Oleh: Ferry Kisihandi/Nashih Nashrullah
Kalangan yang membolehkan beralasan ada maslahat dari praktik ini.
Saling menolong. Alasan ini dijadikan pijakan bagi kalangan ulama yang mendukung transplantasi atau cangkok organ tubuh.
Namun, ada pula sebagian lainnya yang menentangnya. Kedua belah pihak sama-sama menyuguhkan serangkaian argumentasi untuk mendukung sikapnya.
Menurut guru besar Studi Islam pada Universitas Durban, Westville, Afrika Selatan, Dr Abul Fadl Mohsin Ebrahim, seseorang yang memberikan organ tubuhnya untuk ditransplantasikan pada orang lain dianggap sebagai tindakan altruisme, menolong orang lain.
Mereka yang membolehkan transplantasi mengajukan argumen bahwa Allah SWT memerintahkan umat-Nya untuk tolong-menolong dalam kebaikan dan takwa. Meski demikian, ada batasan yang mesti dijaga, seperti harus ada persetujuan dari pendonor organ yang akan dicangkok.
Transplantasi itu juga diyakini merupakan satu-satunya jalan penyembuhan yang dapat ditempuh. Tak ada pula bahaya yang mengancam kehidupan si donor organ dan pelaksanaan transplantasi telah terbukti berhasil pada waktu-waktu sebelumnya.
Ebrahim dalam bukunya, Fikih Kesehatan, lebih lanjut menuturkan, organ vital seperti jantung tak dapat didonorkan kepada orang lain karena bakal mengakibatkan kematian bagi pendonor. Ia mengutip pandangan cendekiawan Muslim, Syekh Jad al-Haqq.

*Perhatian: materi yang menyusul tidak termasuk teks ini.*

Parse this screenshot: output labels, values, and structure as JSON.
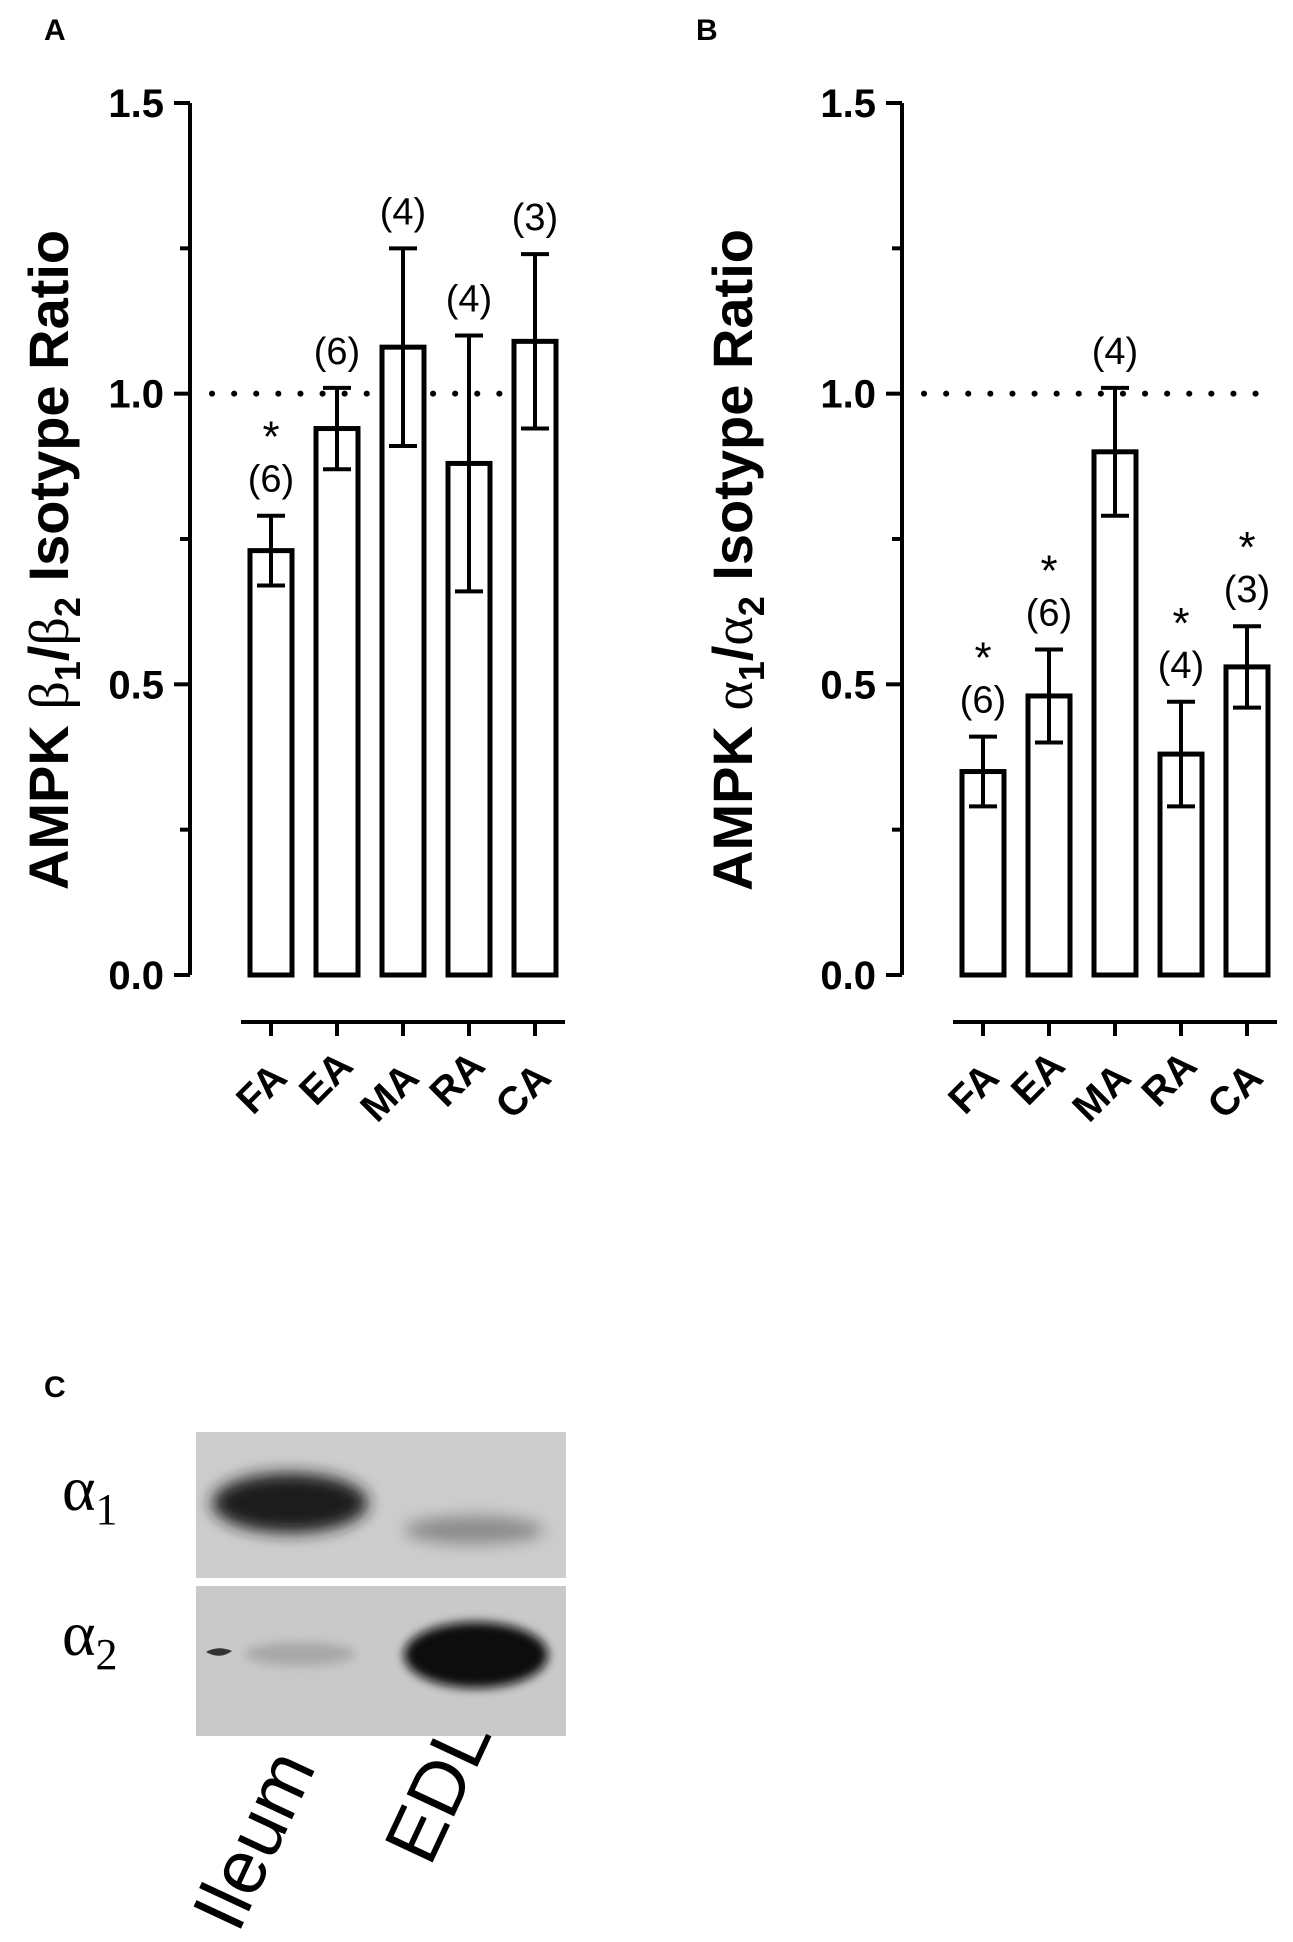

Ketentuan ini berlaku baik si donor mengizinkan maupun tidak. Bila pendonor mengizinkan organ tubuh vitalnya itu untuk ditransplantasikan, maka dianggap sebagai langkah bunuh diri. Sebaliknya, orang yang melakukan transplantasi tanpa seizin pendonor, berarti bertindak tidak benar.